We will now find patterns between weight of womens by their level of activity.

In [None]:
#plotting different activity level vs weight

sns.lmplot(x='SedentaryMinutes',y='WeightKg',data=weight_df,palette='bright', aspect=3*.5)

sns.lmplot(x='LightlyActiveMinutes',y='WeightKg',data=weight_df,palette='bright', aspect=3*.5)

sns.lmplot(x='FairlyActiveMinutes',y='WeightKg',data=weight_df,palette='bright', aspect=3*.5)

sns.lmplot(x='VeryActiveMinutes',y='WeightKg',data=weight_df,palette='bright', aspect=3*.5)

###### It seems that women with light and moderate activity either tends to remain in shape or loose weight. This is a good indication. Because if they have more weight, this will tends to have more fats, which leads to obessity, and then different health problems occur

###### However people with no activity gain weights very fast unwillingly. They might faces health related issues if they won't do any activity further.

###### Also women with high activity, tends to gains weight. This may be because they need more weight as they are engaged in physicl sports like bodubuilding, weightlifting, etc. So, they are gaining weight willingly.

### Hourly activity habits of users

In [None]:
hourly_Intensities.head(3)

In [None]:
hours_intensity = hourly_Intensities.groupby(['Hour']).agg({'AverageIntensity': 'sum'})

In [None]:
#Plotting a bar plot of the count of different values in 'Hour' column from'hourly_Intensities' table
hours_intensity.plot(y="AverageIntensity", kind="bar")

##### From the fig we can clearly see that from 5pm to 7pm there are more fitness activity doing by highest number of women. Probably this may be the time at which the working hour of most of the women ended. And they move to gym or engage in any physical activity after the end their office.

##### Also we can see a peak in betwen 12pm to 2pm at noon time. Maybe at this time most of the women take break from work and may be go to a walk.

##### From both the above statement , we may conclude that most of the users are office working womens as they do activity in between office break hours and after end of office hours

# Observation

### People who walked more burned more calories.

### The highest amount of users almost 81% of people are inactive most of the time throughout the day.

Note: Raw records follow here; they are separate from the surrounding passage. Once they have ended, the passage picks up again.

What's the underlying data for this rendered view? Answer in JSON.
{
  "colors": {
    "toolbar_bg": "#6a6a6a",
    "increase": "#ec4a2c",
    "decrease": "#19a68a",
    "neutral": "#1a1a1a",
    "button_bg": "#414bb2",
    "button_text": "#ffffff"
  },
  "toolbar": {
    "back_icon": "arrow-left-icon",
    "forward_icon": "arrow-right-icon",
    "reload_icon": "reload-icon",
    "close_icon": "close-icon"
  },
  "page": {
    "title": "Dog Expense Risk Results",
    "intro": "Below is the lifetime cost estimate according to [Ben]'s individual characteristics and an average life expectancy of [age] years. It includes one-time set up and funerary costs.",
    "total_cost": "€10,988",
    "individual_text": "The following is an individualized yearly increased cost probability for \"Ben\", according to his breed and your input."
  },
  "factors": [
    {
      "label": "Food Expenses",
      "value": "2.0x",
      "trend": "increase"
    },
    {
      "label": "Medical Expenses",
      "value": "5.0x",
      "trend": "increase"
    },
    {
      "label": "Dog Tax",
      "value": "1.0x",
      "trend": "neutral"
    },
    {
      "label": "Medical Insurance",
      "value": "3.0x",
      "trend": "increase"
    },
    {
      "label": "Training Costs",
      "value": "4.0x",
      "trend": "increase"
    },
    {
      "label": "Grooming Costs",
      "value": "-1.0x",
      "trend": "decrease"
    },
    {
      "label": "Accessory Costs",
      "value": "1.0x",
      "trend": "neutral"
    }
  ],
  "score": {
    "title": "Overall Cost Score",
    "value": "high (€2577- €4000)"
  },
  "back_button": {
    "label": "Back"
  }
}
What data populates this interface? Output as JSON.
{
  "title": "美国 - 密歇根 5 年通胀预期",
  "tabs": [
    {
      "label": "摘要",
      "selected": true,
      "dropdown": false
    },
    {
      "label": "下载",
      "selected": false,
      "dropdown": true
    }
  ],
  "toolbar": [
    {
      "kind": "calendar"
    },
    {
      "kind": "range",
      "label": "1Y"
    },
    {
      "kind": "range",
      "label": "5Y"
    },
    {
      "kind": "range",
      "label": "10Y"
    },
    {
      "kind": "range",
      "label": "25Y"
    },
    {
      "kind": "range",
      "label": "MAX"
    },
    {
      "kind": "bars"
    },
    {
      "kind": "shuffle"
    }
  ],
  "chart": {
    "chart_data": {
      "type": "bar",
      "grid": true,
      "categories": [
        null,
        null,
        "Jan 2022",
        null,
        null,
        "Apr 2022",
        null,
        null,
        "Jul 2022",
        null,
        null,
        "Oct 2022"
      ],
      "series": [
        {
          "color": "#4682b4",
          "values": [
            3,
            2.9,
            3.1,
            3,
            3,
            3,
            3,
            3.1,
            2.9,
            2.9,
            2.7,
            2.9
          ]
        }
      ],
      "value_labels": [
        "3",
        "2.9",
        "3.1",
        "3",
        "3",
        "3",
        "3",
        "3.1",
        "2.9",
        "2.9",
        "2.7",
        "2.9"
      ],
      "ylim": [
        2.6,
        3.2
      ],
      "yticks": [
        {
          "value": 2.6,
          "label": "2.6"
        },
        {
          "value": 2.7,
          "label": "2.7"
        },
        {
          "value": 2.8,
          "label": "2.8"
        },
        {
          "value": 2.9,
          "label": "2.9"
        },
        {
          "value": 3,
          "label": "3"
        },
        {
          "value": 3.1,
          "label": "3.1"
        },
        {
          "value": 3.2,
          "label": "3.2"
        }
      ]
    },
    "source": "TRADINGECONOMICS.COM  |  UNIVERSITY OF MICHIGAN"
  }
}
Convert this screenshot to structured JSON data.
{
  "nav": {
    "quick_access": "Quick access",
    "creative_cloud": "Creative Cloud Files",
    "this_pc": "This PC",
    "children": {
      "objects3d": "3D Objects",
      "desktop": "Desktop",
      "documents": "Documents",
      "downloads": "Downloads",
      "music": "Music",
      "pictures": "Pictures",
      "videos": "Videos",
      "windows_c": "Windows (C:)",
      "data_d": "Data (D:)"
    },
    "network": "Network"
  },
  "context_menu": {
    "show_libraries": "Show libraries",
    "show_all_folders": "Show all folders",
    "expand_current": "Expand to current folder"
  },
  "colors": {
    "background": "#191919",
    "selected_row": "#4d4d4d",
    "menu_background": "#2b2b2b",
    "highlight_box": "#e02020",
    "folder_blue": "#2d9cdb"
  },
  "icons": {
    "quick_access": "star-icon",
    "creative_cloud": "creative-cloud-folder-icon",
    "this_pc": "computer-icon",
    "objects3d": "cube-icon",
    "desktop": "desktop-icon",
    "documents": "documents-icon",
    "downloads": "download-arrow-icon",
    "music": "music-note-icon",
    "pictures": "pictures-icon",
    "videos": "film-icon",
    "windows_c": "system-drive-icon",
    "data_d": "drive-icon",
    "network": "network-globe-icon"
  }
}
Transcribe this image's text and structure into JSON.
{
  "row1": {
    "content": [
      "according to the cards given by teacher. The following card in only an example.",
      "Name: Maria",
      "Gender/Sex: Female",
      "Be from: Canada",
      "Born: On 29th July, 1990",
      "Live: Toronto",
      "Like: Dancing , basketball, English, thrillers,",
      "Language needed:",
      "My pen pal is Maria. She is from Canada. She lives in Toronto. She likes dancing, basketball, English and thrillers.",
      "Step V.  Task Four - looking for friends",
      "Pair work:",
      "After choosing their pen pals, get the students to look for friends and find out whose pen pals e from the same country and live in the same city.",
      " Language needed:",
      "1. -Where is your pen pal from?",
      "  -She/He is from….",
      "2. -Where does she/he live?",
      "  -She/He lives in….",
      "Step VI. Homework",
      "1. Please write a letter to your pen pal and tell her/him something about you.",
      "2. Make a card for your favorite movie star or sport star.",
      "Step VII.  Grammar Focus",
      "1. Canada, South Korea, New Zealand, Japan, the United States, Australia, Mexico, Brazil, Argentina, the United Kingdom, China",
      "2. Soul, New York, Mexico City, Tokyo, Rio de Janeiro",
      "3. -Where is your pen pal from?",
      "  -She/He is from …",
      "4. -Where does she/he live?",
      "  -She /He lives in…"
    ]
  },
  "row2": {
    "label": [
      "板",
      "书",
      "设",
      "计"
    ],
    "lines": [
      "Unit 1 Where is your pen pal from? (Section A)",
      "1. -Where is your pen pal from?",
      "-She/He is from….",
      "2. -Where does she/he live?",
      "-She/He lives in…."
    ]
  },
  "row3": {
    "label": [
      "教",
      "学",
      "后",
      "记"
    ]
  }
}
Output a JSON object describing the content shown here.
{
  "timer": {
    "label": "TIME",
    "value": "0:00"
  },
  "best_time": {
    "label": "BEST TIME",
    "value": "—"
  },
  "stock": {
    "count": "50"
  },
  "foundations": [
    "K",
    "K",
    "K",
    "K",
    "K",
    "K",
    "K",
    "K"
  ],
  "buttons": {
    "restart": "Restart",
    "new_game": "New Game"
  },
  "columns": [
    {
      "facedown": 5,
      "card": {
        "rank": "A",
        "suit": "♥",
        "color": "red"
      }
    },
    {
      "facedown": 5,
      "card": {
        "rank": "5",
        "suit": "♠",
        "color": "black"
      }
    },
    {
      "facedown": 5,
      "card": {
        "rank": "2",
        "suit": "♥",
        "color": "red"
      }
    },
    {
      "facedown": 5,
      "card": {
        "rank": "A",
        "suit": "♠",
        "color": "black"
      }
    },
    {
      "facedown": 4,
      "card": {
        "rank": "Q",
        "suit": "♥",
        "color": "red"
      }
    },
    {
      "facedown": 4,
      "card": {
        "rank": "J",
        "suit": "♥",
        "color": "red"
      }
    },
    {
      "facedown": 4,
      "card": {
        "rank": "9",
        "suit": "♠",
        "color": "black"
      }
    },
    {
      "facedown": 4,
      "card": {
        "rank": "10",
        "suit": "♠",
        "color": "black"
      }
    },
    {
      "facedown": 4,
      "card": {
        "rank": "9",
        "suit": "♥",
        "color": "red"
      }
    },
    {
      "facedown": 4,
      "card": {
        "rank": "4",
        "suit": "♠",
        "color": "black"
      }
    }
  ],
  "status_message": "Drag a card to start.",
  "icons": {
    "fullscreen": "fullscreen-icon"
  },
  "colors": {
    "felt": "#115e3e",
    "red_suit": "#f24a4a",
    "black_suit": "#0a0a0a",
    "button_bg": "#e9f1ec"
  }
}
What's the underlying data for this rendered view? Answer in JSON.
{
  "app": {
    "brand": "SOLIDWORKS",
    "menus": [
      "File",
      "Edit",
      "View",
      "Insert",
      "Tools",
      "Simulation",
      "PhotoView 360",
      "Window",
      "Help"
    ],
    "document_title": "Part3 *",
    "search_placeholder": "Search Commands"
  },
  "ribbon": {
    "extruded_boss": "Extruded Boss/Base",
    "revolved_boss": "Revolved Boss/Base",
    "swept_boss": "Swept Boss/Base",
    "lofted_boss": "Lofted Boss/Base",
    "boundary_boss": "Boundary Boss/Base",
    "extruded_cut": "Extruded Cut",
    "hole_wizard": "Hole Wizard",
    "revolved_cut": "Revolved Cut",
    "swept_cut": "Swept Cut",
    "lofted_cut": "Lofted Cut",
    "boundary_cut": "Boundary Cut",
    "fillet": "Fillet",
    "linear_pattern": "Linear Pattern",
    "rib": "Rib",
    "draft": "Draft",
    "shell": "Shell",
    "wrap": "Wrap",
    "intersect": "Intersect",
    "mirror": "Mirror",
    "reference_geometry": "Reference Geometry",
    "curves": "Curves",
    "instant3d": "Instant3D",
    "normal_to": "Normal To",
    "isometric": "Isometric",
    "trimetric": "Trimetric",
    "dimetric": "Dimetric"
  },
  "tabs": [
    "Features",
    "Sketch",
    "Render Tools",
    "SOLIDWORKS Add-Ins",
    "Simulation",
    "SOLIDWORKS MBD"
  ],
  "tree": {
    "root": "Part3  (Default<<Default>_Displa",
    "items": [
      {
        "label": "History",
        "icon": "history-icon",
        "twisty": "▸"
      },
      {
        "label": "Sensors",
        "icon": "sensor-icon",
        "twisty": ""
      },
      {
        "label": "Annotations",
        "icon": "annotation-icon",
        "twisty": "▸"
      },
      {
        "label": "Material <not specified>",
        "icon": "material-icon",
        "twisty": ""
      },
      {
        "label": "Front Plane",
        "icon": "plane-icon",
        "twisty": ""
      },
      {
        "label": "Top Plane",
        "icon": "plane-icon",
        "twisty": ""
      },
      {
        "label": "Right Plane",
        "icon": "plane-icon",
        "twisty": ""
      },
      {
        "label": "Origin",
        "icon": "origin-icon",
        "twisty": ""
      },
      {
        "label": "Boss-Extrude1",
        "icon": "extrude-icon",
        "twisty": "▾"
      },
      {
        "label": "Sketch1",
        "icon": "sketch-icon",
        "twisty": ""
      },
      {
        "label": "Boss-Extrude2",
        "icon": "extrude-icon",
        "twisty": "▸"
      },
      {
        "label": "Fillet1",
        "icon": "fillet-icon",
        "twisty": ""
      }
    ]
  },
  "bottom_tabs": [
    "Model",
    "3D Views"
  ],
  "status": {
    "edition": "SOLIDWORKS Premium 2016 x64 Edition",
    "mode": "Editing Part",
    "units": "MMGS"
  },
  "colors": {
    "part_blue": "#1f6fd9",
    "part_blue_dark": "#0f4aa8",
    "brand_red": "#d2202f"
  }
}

### Womens who do atleast some physical activity tends to have a better sleep compared to womens who don't do any activity.

### People who sleep between 7 to 8 hours a day often walks nearer to 10,000 steps a day. Also, health science recommend to sleep an average of 7 hours a day. Thus, for good health, women should walk almost 10,000 steps per day

### Women with light and moderate activity either tends to remain in shape or loose weight. People with no activity gain weights very fast unwillingly.

### Most of the users are office working womens as they do activity in between office break hours and after end of office hours.

# Recomendation


### In order for the company to attract new user and gain more customers, they should improve thier notification system.
#### For users whose goal is to loose weight, Bella Beat could send them a notification through their apps recommending them to walk more upto a certain steps each day.
#### For inactive users and users who have sleep problem, Bellabeat could recommend them to walk atlest nearer to 10,000 steps each day.


### The marketing team could also focuses on office worker.
#### Bellabeat could collaborate with companies to create special health events.
#### Bellabeat can create a new digital marketing campaign showing advertise of their product to womens with a job.